Having the playful mindset to try and the interest to explore new technologies are the primary keys to having a meaningful digital forensics career.

Remember, digital forensics is the aftermath of what has already happened. Therefore, discovering evidence is really about examining files and reverse-engineering technologies to see more data.

When a piece of substantial evidence lies in an unfamiliar technology the forensic analyst is unsure of, they should be curious to learn more and conduct their own research and development (R&D) before anything.

5. Extended Screen Time

Be prepared to spend long hours on the computer screen to analyze and go through document files, emails, images, videos, apps, etc.

Forensic analysts should be comfortable looking at computer screens for an extended period, depending on the current tasks on hold and the storage capacity involved.

Digital forensics depends mainly on commercial and open-source forensic tools.

These software applications are designed to work well on a wide-screen monitor, allowing forensic analysts to examine more data and make software features more accessible.

6. Multi-Tasking Between Devices

It is common for forensic analysts to be working on two (2) or more devices at any given time.

Juggling between examining different devices is considered a time-saving and more efficient way of performing digital forensics work.

You could be working on a laptop here, and you may need to work on another PC there.

Forensic extraction takes time, and processing applications takes more time too. Instead of waiting, time can be used to do forensic examinations on the next device.

7. Fundamentals of Law or Cyber Security Knowledge

Depending on where you work, if you are in government law enforcement, you may need to learn the law and criminal investigation.

Thankfully this knowledge will be provided through training once you join the agency.

If you are from the private sector, e.g., Big Four (4) accounting firms, you may need to know basic cyber security knowledge in addition to the digital forensics knowledge required.

This is because, in the private sector, they take on cyber security cases, e.g., breaches and data thefts.

Having related cyber security knowledge will surely help in this regard.

What is the Career Path

Digital forensics is employed mainly in law enforcement agencies, law firms, and private investigation companies. However, in recent years, more industry sectors have used forensic experts.

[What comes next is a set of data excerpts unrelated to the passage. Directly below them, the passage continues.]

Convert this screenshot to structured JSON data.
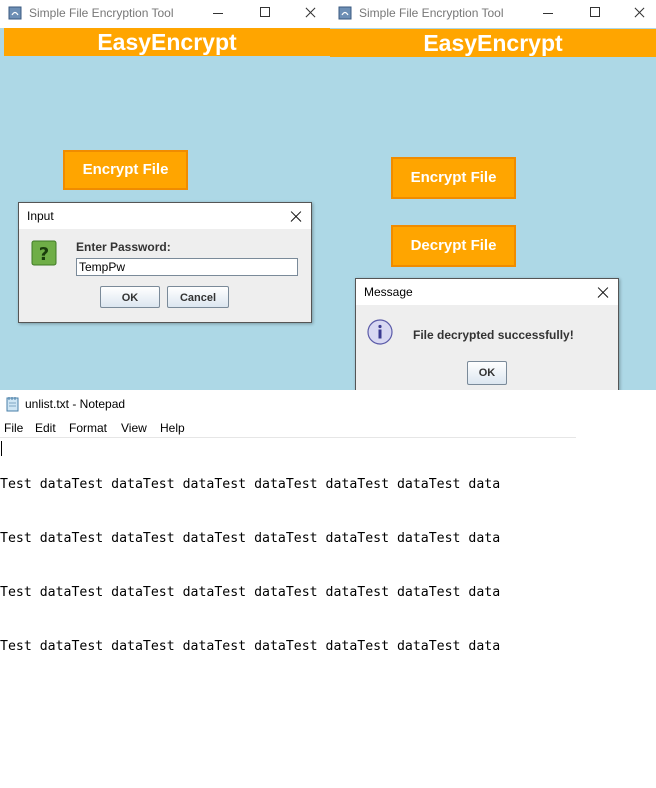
{
  "left_window": {
    "title": "Simple File Encryption Tool",
    "banner": "EasyEncrypt",
    "encrypt_button": "Encrypt File",
    "dialog": {
      "title": "Input",
      "prompt": "Enter Password:",
      "password_value": "TempPw",
      "ok": "OK",
      "cancel": "Cancel"
    }
  },
  "right_window": {
    "title": "Simple File Encryption Tool",
    "banner": "EasyEncrypt",
    "encrypt_button": "Encrypt File",
    "decrypt_button": "Decrypt File",
    "dialog": {
      "title": "Message",
      "message": "File decrypted successfully!",
      "ok": "OK"
    }
  },
  "notepad": {
    "title": "unlist.txt - Notepad",
    "menu": [
      "File",
      "Edit",
      "Format",
      "View",
      "Help"
    ],
    "lines": [
      "Test dataTest dataTest dataTest dataTest dataTest dataTest data",
      "Test dataTest dataTest dataTest dataTest dataTest dataTest data",
      "Test dataTest dataTest dataTest dataTest dataTest dataTest data",
      "Test dataTest dataTest dataTest dataTest dataTest dataTest data"
    ]
  },
  "colors": {
    "window_bg": "#add8e6",
    "accent_orange": "#ffa500",
    "dialog_bg": "#eeeeee"
  }
}
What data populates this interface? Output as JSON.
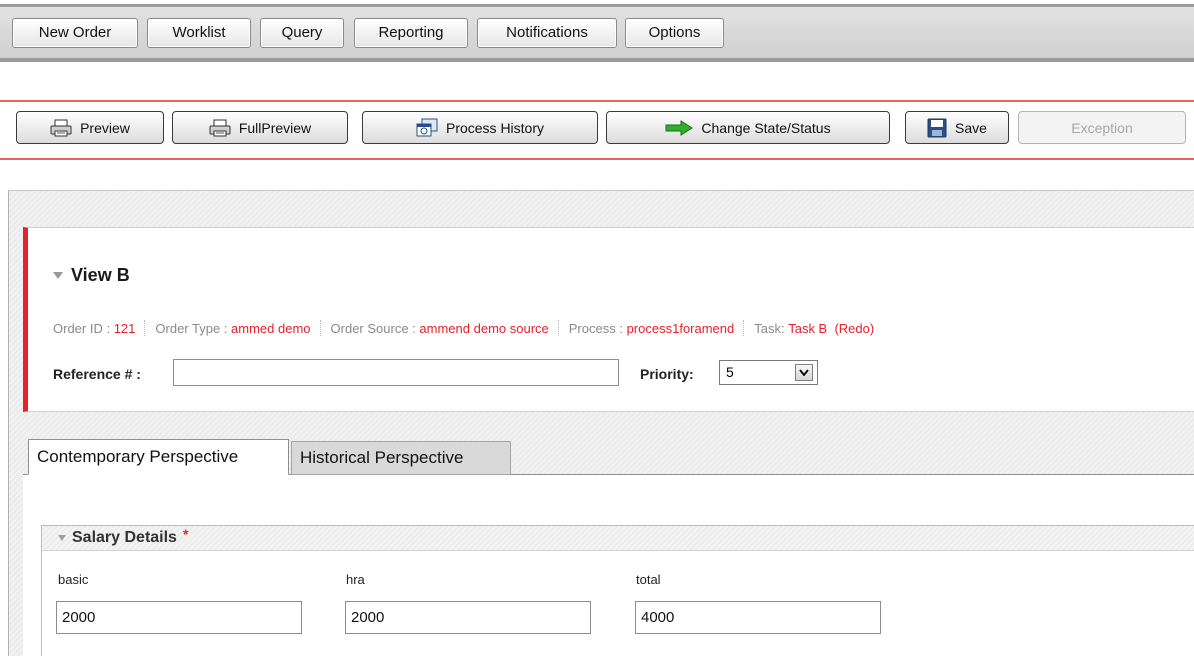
{
  "nav": {
    "tabs": [
      "New Order",
      "Worklist",
      "Query",
      "Reporting",
      "Notifications",
      "Options"
    ]
  },
  "toolbar": {
    "preview": "Preview",
    "full_preview": "FullPreview",
    "process_history": "Process History",
    "change_state": "Change State/Status",
    "save": "Save",
    "exception": "Exception"
  },
  "view": {
    "title": "View B",
    "order_id_label": "Order ID :",
    "order_id": "121",
    "order_type_label": "Order Type :",
    "order_type": "ammed demo",
    "order_source_label": "Order Source :",
    "order_source": "ammend demo source",
    "process_label": "Process :",
    "process": "process1foramend",
    "task_label": "Task:",
    "task": "Task B  (Redo)",
    "reference_label": "Reference # :",
    "reference_value": "",
    "priority_label": "Priority:",
    "priority_value": "5"
  },
  "tabs": {
    "contemporary": "Contemporary Perspective",
    "historical": "Historical Perspective"
  },
  "salary": {
    "title": "Salary Details",
    "required_mark": "*",
    "basic_label": "basic",
    "basic_value": "2000",
    "hra_label": "hra",
    "hra_value": "2000",
    "total_label": "total",
    "total_value": "4000"
  },
  "colors": {
    "accent_red": "#e8202a",
    "toolbar_line": "#e86262",
    "nav_bar": "#d8d8d8"
  }
}
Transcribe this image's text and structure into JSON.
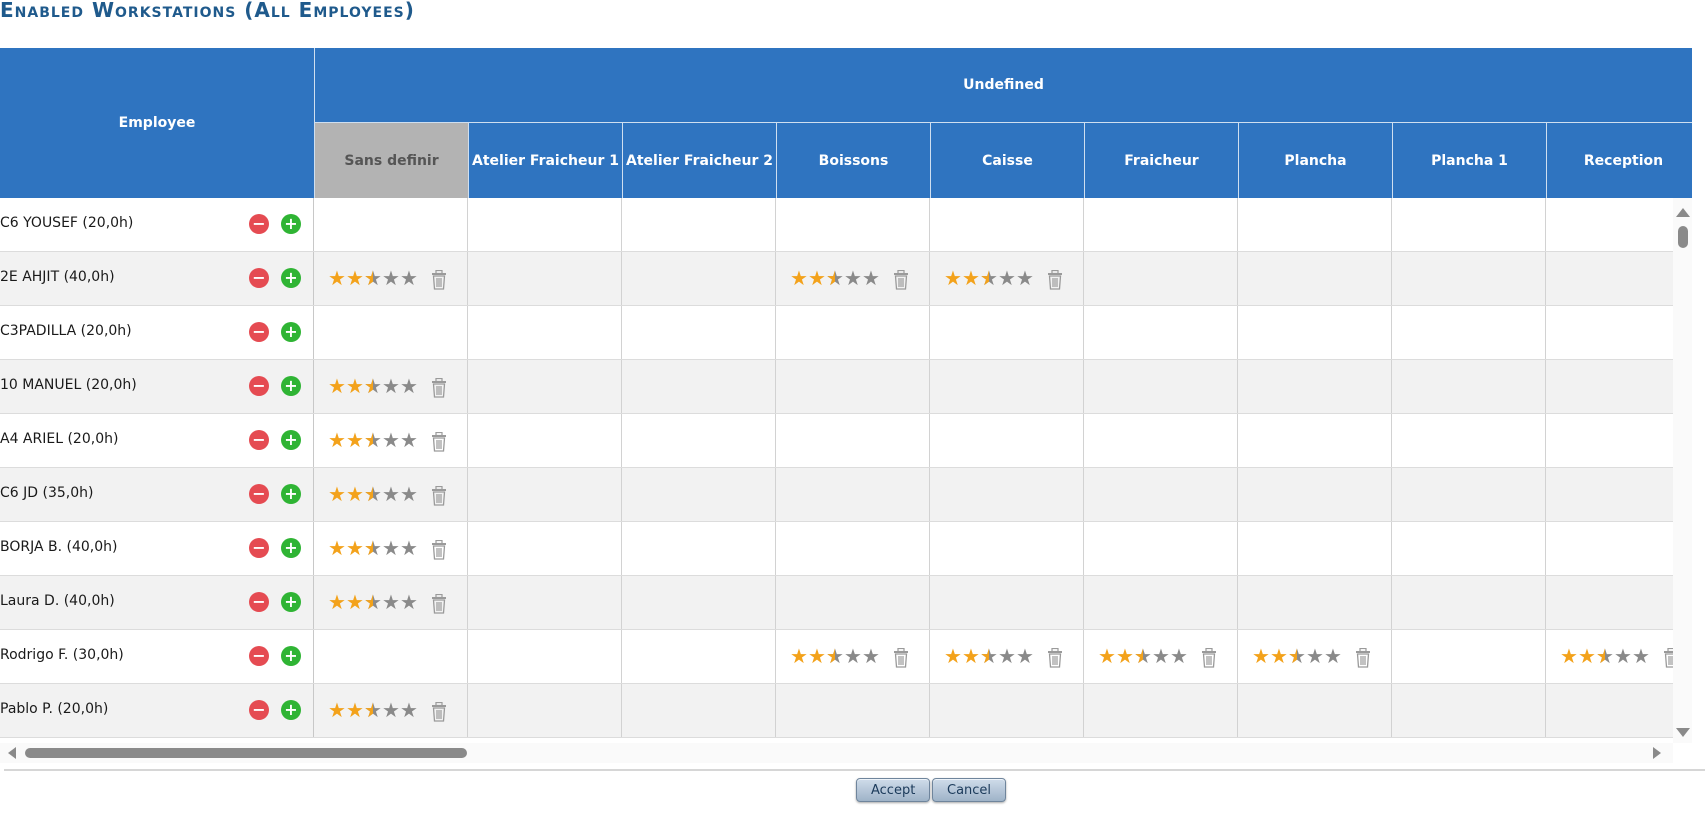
{
  "page_title": "Enabled Workstations (All Employees)",
  "table": {
    "employee_header": "Employee",
    "group_header": "Undefined",
    "workstations": [
      "Sans definir",
      "Atelier Fraicheur 1",
      "Atelier Fraicheur 2",
      "Boissons",
      "Caisse",
      "Fraicheur",
      "Plancha",
      "Plancha 1",
      "Reception"
    ],
    "rows": [
      {
        "name": "C6 YOUSEF (20,0h)",
        "assigned": []
      },
      {
        "name": "2E AHJIT (40,0h)",
        "assigned": [
          0,
          3,
          4
        ]
      },
      {
        "name": "C3PADILLA (20,0h)",
        "assigned": []
      },
      {
        "name": "10 MANUEL (20,0h)",
        "assigned": [
          0
        ]
      },
      {
        "name": "A4 ARIEL (20,0h)",
        "assigned": [
          0
        ]
      },
      {
        "name": "C6 JD (35,0h)",
        "assigned": [
          0
        ]
      },
      {
        "name": "BORJA B. (40,0h)",
        "assigned": [
          0
        ]
      },
      {
        "name": "Laura D. (40,0h)",
        "assigned": [
          0
        ]
      },
      {
        "name": "Rodrigo F. (30,0h)",
        "assigned": [
          3,
          4,
          5,
          6,
          8
        ]
      },
      {
        "name": "Pablo P. (20,0h)",
        "assigned": [
          0
        ]
      }
    ],
    "rating": {
      "max": 5,
      "value": 2.5
    },
    "icons": {
      "remove": "remove-circle-icon",
      "add": "add-circle-icon",
      "delete": "trash-icon",
      "star": "star-icon"
    }
  },
  "colors": {
    "header": "#2f74c0",
    "header_disabled": "#b3b3b3",
    "star_on": "#f3a21b",
    "star_off": "#8a8a8a",
    "remove": "#e54b52",
    "add": "#2fb434",
    "title": "#1f5a8c"
  },
  "buttons": {
    "accept": "Accept",
    "cancel": "Cancel"
  }
}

The Big Four (4) accounting firms, e.g., KPMG and Deloitte, all have their digital forensics experts in their teams as it is now common to audit and safeguard digital data and digital assets.

Getting professional forensic certifications from EnCase, Cellebrite, and SANS Institute would be best to gain more technical knowledge and be open to more job opportunities.

Career Progression

Typically, you will start as a junior forensic analyst in your company or government agency before moving on to more senior roles such as forensics consultant, forensics manager, and forensic expert in some organizations.

You may get the chance to learn more than one specialized area of digital forensics. For example, learning both computer forensics (examining laptops and PCs) and mobile forensics (investigating mobile phones and tablets)

The more you learn in this niche, the more valuable you will become.

Besides staying in your organization, you can consider moving to bank institutions or big accounting firms, which need forensic experts to analyze and audit data.

What is the Salary range like as a Digital Forensics Analyst?

According to Glassdoor, the average annual salary of a digital forensic analyst is about USD 78,000/-.

This largely depends on who you work for, government law enforcement or private corporations.

As a newly-recruited junior forensic analyst, you can expect a salary range of around USD 53,000/-.

As you gain more knowledge and experience in this field, you can expect a top-tier salary range of up to USD 150,000/– as a digital forensic expert.

You can move on to a higher pay scale if you move sideways into a senior management role or sales role.